The Tribunal has while recording the majority opinion rightly considered that for the past years identical fact situation prevailed and in the absence of any change in circumstances the Department could not have reagitated the issue. The legal position is well-settled in this regard. Similarly, the Tribunal was also justified in taking into consideration the factum of other similarly situated societies being allowed deduction of additional purchase price despite adopting the same modality of working out and payment of final price.
Lastly, it is necessary to take note of the fact that the authorities have levelled an allegation of tax evasion against the assessee. The majority view of the Tribunal on this issue deserves acceptance. The Tribunal has taken note of the fact that the assessee-society is working under superintendence of various Government organisations and there are nominee-directors of the State Government and financial institutions on the board of directors. In the circumstances, the Department has not been able to discharge the onus which was on it. That there is complete lack of evidence pointing to any "personal gain" qua the assessee which is a co-operative society.
Therefore, to summarise:
(A) The expenditure in question cannot be termed to be application of income in the absence of any evidence as to accrual of profits in the light of settled legal position;
(B) The payment of additional/final price made on the last day of the accounting year is allowable under section 28 of the Act, being a necessary deduction for ascertaining real profits on principles of commercial accounting; and
(C) The payment in question is alternatively allowable under section 37 of the Act, having been incurred wholly and exclusively for the purpose of business carried on by the assessee in the light of the evidence which has come on record.

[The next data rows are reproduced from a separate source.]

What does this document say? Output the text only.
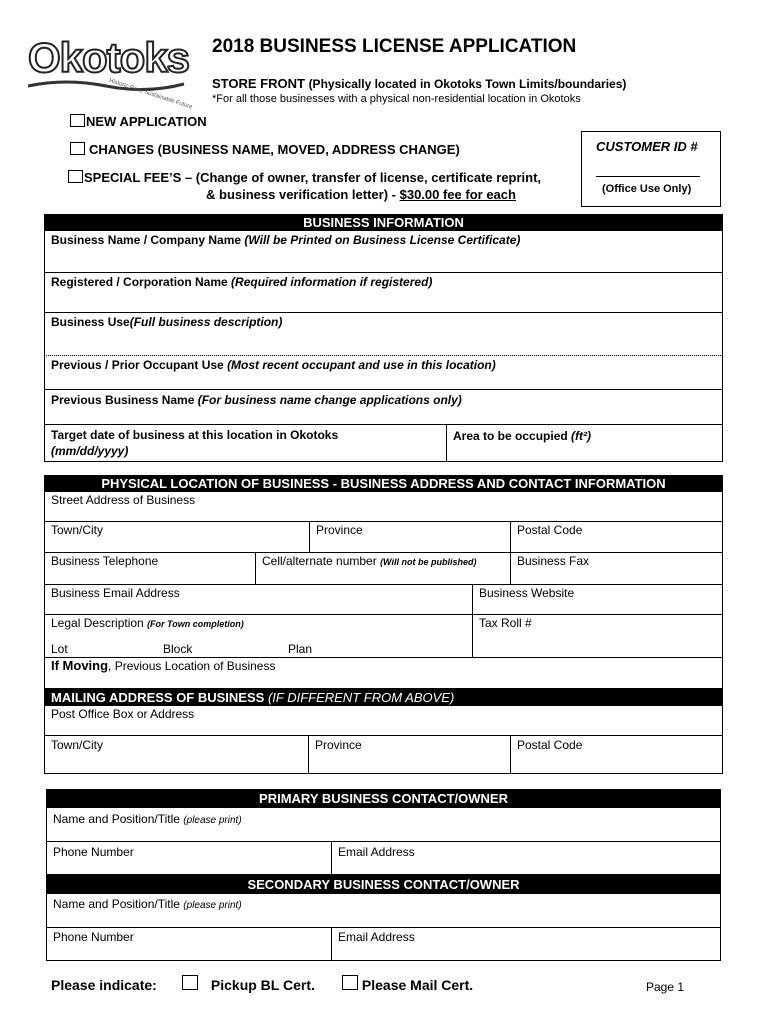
Okotoks
Historic Past, Sustainable Future
2018 BUSINESS LICENSE APPLICATION
STORE FRONT (Physically located in Okotoks Town Limits/boundaries)
*For all those businesses with a physical non-residential location in Okotoks
NEW APPLICATION
CHANGES (BUSINESS NAME, MOVED, ADDRESS CHANGE)
SPECIAL FEE’S – (Change of owner, transfer of license, certificate reprint,
& business verification letter) - $30.00 fee for each
CUSTOMER ID #
(Office Use Only)
BUSINESS INFORMATION
Business Name / Company Name (Will be Printed on Business License Certificate)
Registered / Corporation Name (Required information if registered)
Business Use(Full business description)
Previous / Prior Occupant Use (Most recent occupant and use in this location)
Previous Business Name (For business name change applications only)
Target date of business at this location in Okotoks
(mm/dd/yyyy)
Area to be occupied (ft²)
PHYSICAL LOCATION OF BUSINESS - BUSINESS ADDRESS AND CONTACT INFORMATION
Street Address of Business
Town/City	Province	Postal Code
Business Telephone	Cell/alternate number (Will not be published)	Business Fax
Business Email Address	Business Website
Legal Description (For Town completion)	Tax Roll #
Lot	Block	Plan
If Moving, Previous Location of Business
MAILING ADDRESS OF BUSINESS (IF DIFFERENT FROM ABOVE)
Post Office Box or Address
Town/City	Province	Postal Code
PRIMARY BUSINESS CONTACT/OWNER
Name and Position/Title (please print)
Phone Number	Email Address
SECONDARY BUSINESS CONTACT/OWNER
Name and Position/Title (please print)
Phone Number	Email Address
Please indicate:	Pickup BL Cert.	Please Mail Cert.	Page 1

The Tribunal was, therefore, right in law in deleting the addition of Rs. 5,47,69,105 by way of disallowance of additional purchase price towards purchase of milk, sanctioned by the board of directors on the last day of the accounting year, i.e., March 31, 1984.
The question referred for the opinion of the court is, therefore, answered in the affirmative, i.e., in favour of the assessee and against the Revenue.
The reference stands disposed of accordingly. There shall be no order as to costs.